There has been a fair bit of talk about the phrase recently, in various disciplines. An article over at Slate by Miya Tokumitsu talks about one interpretation, and there’s a discussion over at Sew Mama Sew right now about the same thing.
Personally, I used to buy into it, but now I have issues with the phrase and with the whole “do what you love” thing. There is a heck of a lot of hard work behind the scenes, before we see the pictures of the perfect craft room, the perfect project that seems so effortless.
A few years ago, there was an interior designer with a blog (I wish I could remember where and who it was), who posted the truth behind her gorgeous work: she couldn’t afford to do her entire house, and so would take carefully staged photos of a single vignette, which gave the appearance of a grander scale. It wasn’t honest, and it wasn’t real, and people were examining themselves against these photos and feeling as if they were less, that they had failed, somehow. The truth is that craft and sewing bloggers and online personalities have a great deal invested in coming off as The Authority, or The Perfect Crafter/Mother/SpecializedMakerofThings. We “curate”, so that this prettiness of perfection is raised high on a pedestal, and somehow people who see it think it is the truth, and that it’s always that way.

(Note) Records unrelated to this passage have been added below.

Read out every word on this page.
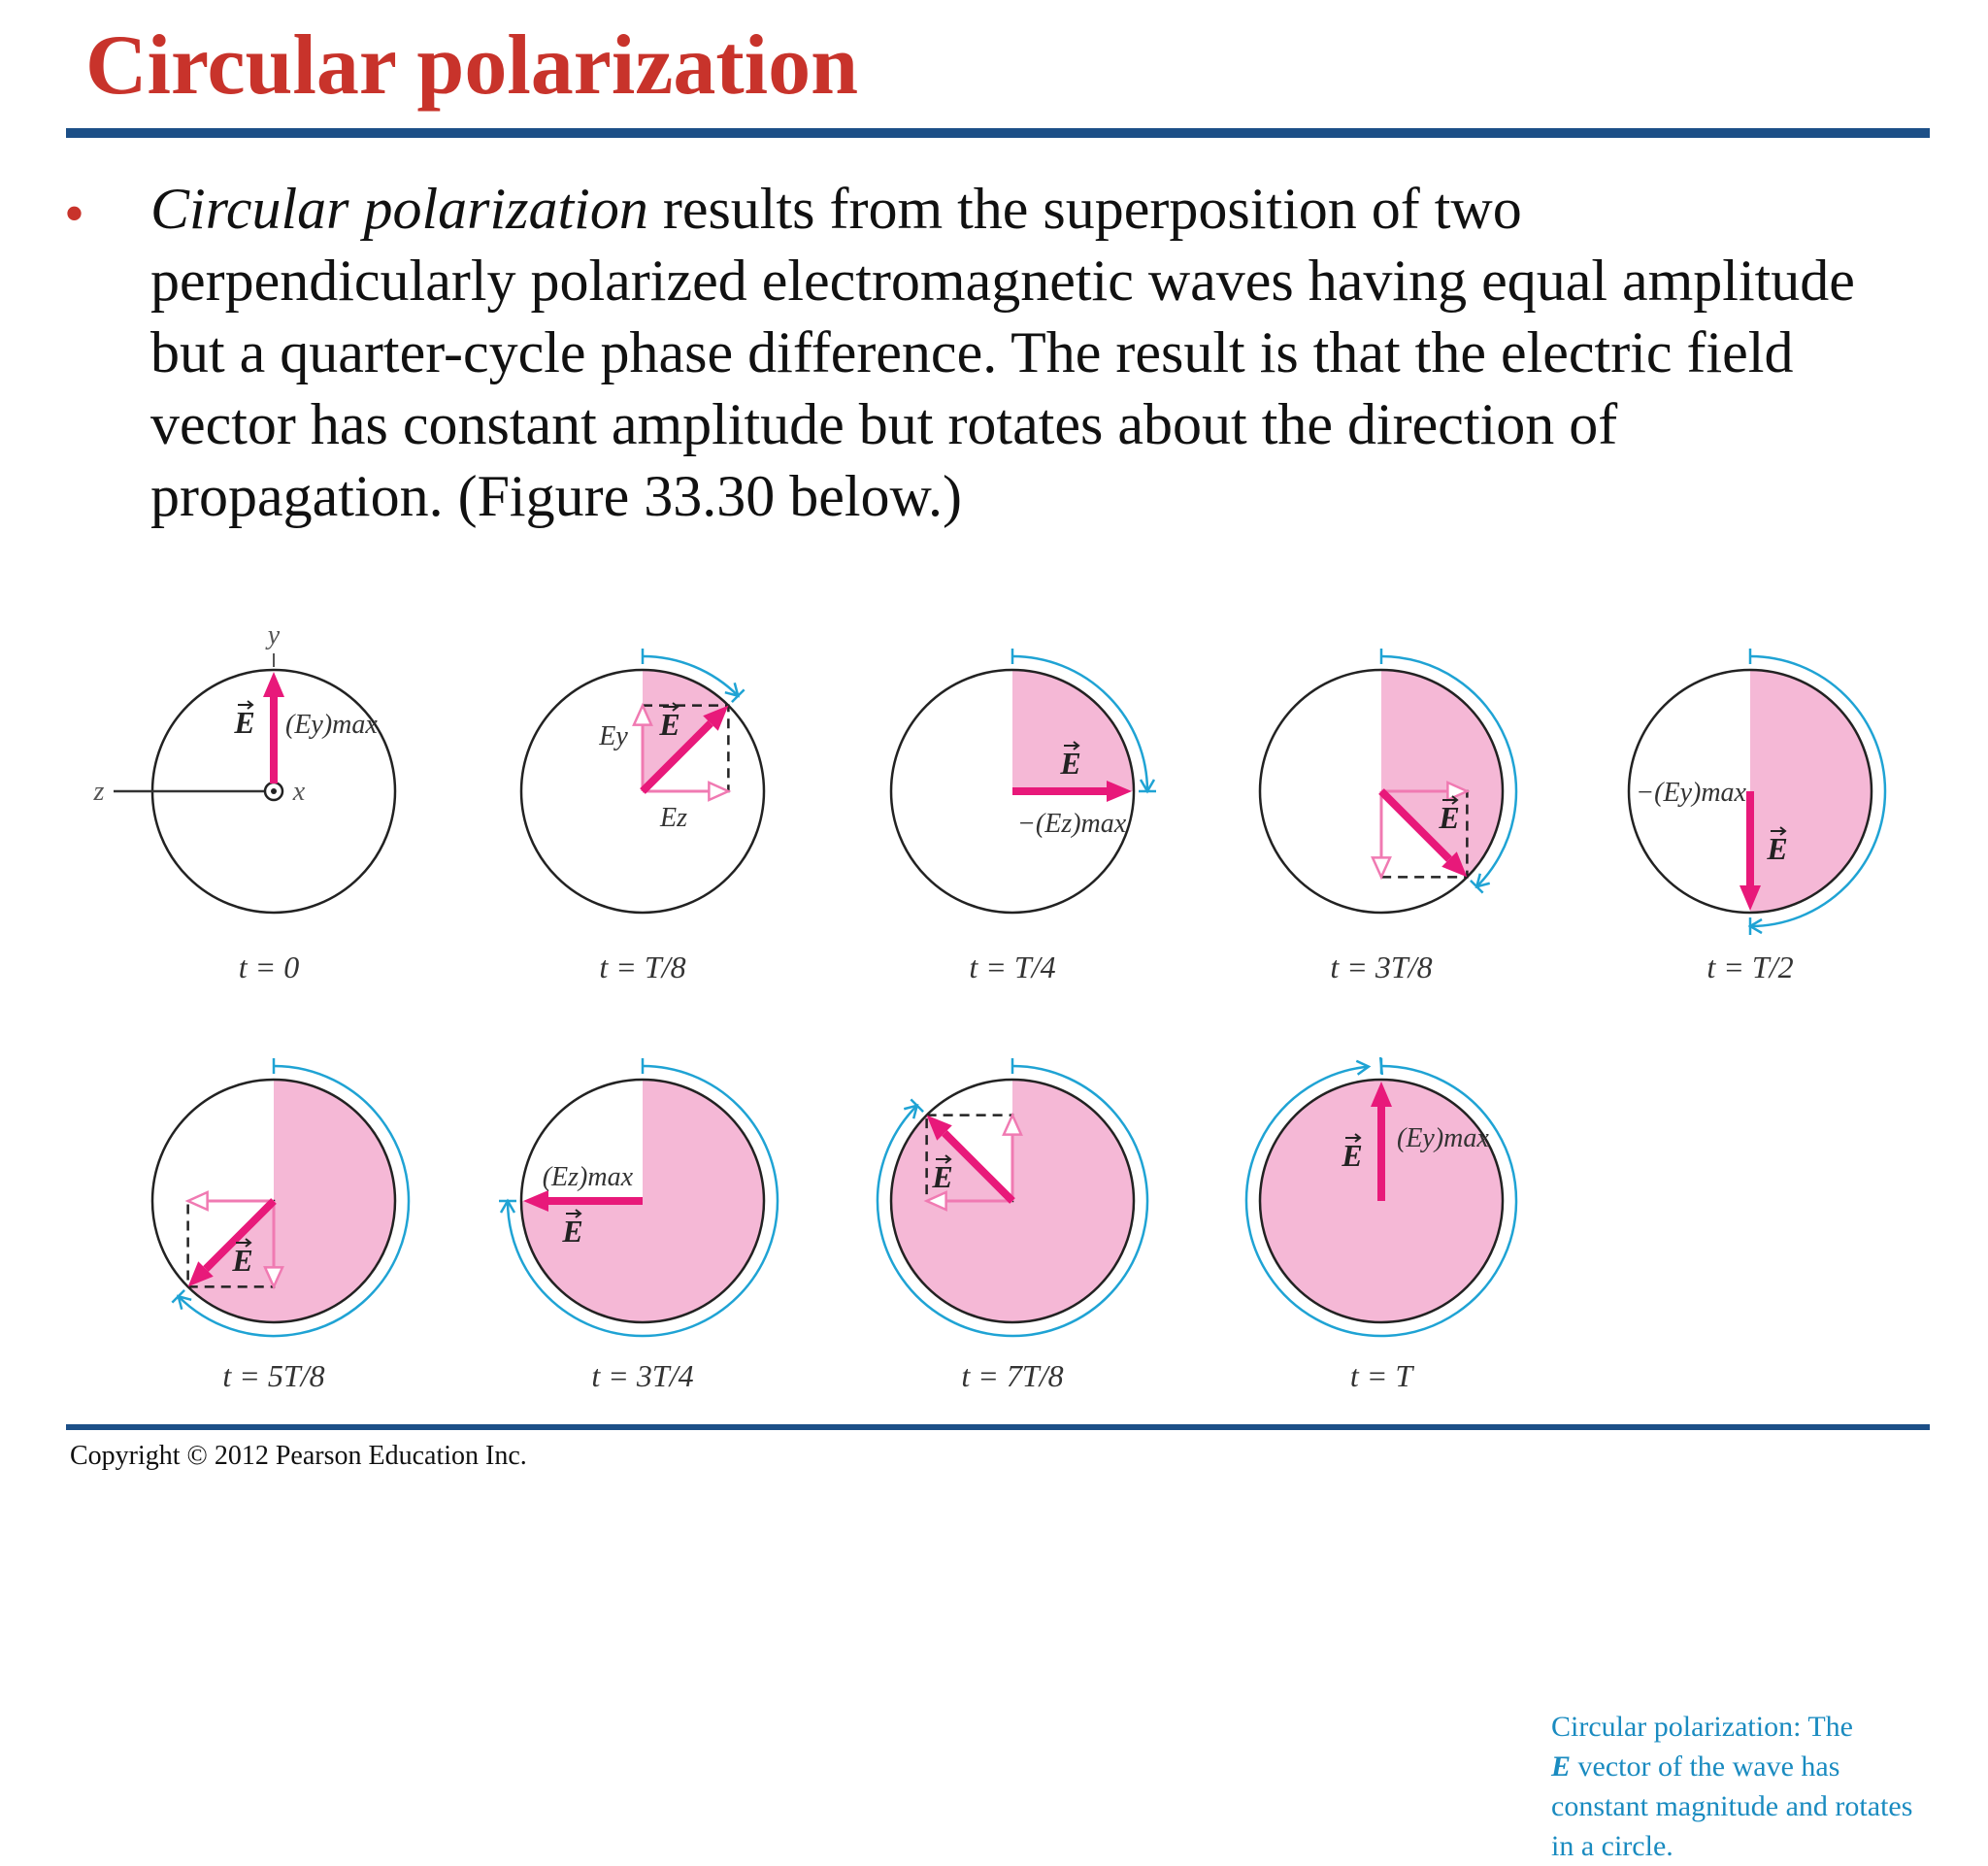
Circular polarization
• Circular polarization results from the superposition of two perpendicularly polarized electromagnetic waves having equal amplitude but a quarter-cycle phase difference. The result is that the electric field vector has constant amplitude but rotates about the direction of propagation. (Figure 33.30 below.)

t = 0
y
z	x
E (Ey)max
t = T/8
E
Ey
Ez
t = T/4
E
−(Ez)max
t = 3T/8
E
t = T/2
E
−(Ey)max
t = 5T/8
E
t = 3T/4
E
(Ez)max
t = 7T/8
E
t = T
E (Ey)max

Circular polarization: The
E vector of the wave has constant magnitude and rotates in a circle.

Copyright © 2012 Pearson Education Inc.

Think about that, then think about this quote fromTokumitso, who says
No one is arguing that enjoyable work should be less so. But emotionally satisfying work is still work, and acknowledging it as such doesn’t undermine it in any way. Refusing to acknowledge it, on the other hand, opens the door to exploitation and harms all workers.
This is equally true of what we see in the online communities and social media.
I’ve written two comments over at Sew Mama Sew where I talk about some of my thoughts about this. I’d love it if you joined in the conversation. I’d love it if you read that Slate article and share what you think. If you want to make a living from your work, then it needs to be treated as the business it is, and we need to keep talking about what that means to all of us who participate.
I’m not saying “don’t do what you love,” but what I am saying is that it takes a hell of a lot of work, and requires a clear vision of how to make it an actual business, particularly if you wish it to be profitable.